Monday, 13 April 2026

Sandhya and the swing

In Sanskrit, sandhya comes from the same root as sandhi or joining. 

A related perspective is two lines segments joining like so: 
/ \  
or 
\ /

Extend a bit further and you get 
.../\/\/\... or 
...\/\/\/..., 
or even further .../\/\/\......\/\/\/... 
or, finally, ..../\/\/\/\/\/\/...

This is a wave of sandhis or sandhyas, or 
a cycle, a closed set of waves.

Now think of a sandhya of light - sunlight and darkness. 

Where darkness changes to sunlight is a sandhya, udayam, \/.

Where sunlight changes to darkness is another, astamayam, \/.

Another sandhya - of heat.

Light and heat from the sun's infrared rays rises to a maximum at noon. On either side of noon, just before and after, is a rise in received heat and and a fall in received heat, respectively.

(This is not necessarily the same as the earth's heat at your location which may keep rising for a few more hours. [1])

Again, /\.

Perhaps counterintuitively, though logically, the opposite sandhya of minimum ambient heat is just before dawn when the heat of the daytime sun has had maximum time to dissipate. [1]

So udayam or uṣas has two kinds of sandhyas - 
darkness to light and coolness to heat, both expressible as \/. 
Astamayam, though, has only one - light to darkness.

But, udayam has one more sandhya too, a more abstract one - a sandhi of jāgrata or waking state and nidrā or sleeping state. At udayam the conjunction is between sleep ending or reducing to zero and waking starting or increasing from zero. This sandhi occurs the other way at bedtime.

Yet another sandhi - attention outward to inward at bedtime and inward to outward at dawn. Using that same logic, an inward activity like meditation is best done in an ambience of darkness that supports inward attention and prevents outward attention. Therefore Babuji in Maxim 1 asks abhyasis to start and finish their meditation before sunrise.

Now, think of a child's swing, a seat with two vertical ropes that are tied to a horizontal base, and moving invariably in a truncated arc, or a short to and fro arc, instead of a full 360° all the way around the base.

If you think of the vertical movement of the swing away from its lowest point closest to the ground, there's a little wave starting from that zero point that rises to a maximum height and then falls back to zero. Then, on the other side, again the height goes from zero to a maximum and back. In other words, a wave. And a sandhya, of rising height followed by falling height.

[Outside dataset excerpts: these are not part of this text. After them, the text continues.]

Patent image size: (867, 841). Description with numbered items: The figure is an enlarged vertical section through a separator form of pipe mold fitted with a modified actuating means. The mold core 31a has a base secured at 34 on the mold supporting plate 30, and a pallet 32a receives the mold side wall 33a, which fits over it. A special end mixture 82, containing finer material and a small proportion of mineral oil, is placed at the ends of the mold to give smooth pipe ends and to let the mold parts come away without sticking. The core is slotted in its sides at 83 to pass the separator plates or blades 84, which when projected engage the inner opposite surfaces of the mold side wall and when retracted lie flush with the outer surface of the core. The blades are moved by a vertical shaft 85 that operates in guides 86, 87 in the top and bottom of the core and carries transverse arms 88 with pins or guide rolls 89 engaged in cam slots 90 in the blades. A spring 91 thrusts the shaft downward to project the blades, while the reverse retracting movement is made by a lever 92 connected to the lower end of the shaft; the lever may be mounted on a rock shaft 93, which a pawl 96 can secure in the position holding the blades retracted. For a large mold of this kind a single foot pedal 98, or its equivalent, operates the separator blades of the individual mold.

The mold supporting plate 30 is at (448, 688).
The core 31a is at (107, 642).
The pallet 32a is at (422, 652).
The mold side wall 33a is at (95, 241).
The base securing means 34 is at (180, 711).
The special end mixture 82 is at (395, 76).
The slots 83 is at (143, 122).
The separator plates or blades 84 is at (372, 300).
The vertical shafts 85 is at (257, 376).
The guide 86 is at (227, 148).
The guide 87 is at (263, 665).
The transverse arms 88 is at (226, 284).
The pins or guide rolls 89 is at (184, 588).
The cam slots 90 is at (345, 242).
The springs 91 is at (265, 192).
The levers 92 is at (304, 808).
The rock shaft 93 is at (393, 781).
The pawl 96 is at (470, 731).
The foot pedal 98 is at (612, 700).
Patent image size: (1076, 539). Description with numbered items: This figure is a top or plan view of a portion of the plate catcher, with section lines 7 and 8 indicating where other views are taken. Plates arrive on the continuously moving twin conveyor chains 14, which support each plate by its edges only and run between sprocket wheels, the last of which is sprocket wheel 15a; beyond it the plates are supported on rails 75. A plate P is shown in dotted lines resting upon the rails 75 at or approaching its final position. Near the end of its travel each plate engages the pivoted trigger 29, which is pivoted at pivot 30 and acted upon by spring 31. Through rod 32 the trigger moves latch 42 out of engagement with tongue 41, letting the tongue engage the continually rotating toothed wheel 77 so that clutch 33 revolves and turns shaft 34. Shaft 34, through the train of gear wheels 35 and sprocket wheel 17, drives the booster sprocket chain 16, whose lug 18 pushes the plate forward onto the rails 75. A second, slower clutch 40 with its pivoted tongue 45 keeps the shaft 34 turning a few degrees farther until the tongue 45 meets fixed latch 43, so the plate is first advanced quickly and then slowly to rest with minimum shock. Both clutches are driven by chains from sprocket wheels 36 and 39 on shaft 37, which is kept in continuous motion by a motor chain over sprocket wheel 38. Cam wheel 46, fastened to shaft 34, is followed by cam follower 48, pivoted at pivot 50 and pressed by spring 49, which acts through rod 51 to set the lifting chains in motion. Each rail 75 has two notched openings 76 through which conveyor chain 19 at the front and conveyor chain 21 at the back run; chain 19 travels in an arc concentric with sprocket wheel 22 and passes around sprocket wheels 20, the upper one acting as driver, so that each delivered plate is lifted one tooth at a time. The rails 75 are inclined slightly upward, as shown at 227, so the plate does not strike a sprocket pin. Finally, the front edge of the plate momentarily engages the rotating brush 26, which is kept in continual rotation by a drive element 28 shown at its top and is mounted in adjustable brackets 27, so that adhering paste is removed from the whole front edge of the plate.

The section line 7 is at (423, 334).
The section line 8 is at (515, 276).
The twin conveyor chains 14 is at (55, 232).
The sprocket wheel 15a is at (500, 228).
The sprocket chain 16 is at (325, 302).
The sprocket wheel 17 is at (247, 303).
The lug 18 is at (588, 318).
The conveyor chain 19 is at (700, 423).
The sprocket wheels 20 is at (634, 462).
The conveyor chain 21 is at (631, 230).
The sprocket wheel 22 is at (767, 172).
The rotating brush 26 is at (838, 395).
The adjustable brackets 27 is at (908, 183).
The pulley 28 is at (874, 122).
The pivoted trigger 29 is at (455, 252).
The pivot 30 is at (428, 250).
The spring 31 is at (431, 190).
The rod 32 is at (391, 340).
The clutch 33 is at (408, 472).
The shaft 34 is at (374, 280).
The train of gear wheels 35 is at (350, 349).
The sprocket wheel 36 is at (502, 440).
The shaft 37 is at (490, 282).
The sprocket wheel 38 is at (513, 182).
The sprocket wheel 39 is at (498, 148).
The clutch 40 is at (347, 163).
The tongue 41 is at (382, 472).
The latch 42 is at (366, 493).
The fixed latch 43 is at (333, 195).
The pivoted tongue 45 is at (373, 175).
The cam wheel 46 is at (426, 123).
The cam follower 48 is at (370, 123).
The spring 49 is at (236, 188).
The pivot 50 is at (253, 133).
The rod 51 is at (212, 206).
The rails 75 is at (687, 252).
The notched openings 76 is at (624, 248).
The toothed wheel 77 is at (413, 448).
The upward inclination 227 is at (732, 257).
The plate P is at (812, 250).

What is the best way to go faster and higher on a swing? The least effort comes from a little pull at the maximum height going backwards and a little push at the maximum height going forward. An expert swing-er tucks back the legs going back and extends them going forward. And uses the core muscles to go up at both ends.

After that long, detailed, yet hopefully clear description of such a simple childhood activity, how does that fit into sandhya upāsana or sandhya worship in Sahaj Marg/Heartfulness? 

(Please note that, in keeping with the stripped-down, simple and spare nature of Sahaj Marg, conjunction worship is a set of simple and entirely mental activities.)

Babuji put together three core practice elements, one for each of the sandhyas above - darkness-light & sleep-waking & coolness-heat & inward-outward attention, light-darkness, waking-sleep. Respectively, morning meditation, evening cleaning, and night prayer contemplation. [2]

Babuji's personal research in spiritual practice builds upon an ancient tradition of sandhya worship to accelerate the inner journey. He discovered that simple, effort-less, meditative practices at particular times were much more effective for subtilization and expansion of the brain and mind consciousness than long and often self-defeating hours of strenuous physical and mental practices.

An analogy familiar to cyclists in hilly terrain may clarify even further - speed up while going downhill so as to reduce the effort to go up the following hill. But for some of the sandhyas above, it is the reverse - uphill followed by downhill. And so, practise after the peak, on the downhill side! In either case, the effects of practice at sandhya should infuse and perfume one's consciousness till the next practice.
 
NOTES

[1] The earth temperatures can vary based on latitudinal location and the interaction between Earth's received heat and the heat it radiates. For a nice discussion, see this ThoughtCo article.

[2] In Commentary on the Ten Maxims of Sahaj Marg, in the discussion on Maxim 1, Babuji also mentions, but does not enjoin - given the heat and discomfort, sandhya upāsana at noon. Daaji remarked once that his best meditations were at noon - "took off like a rocket"!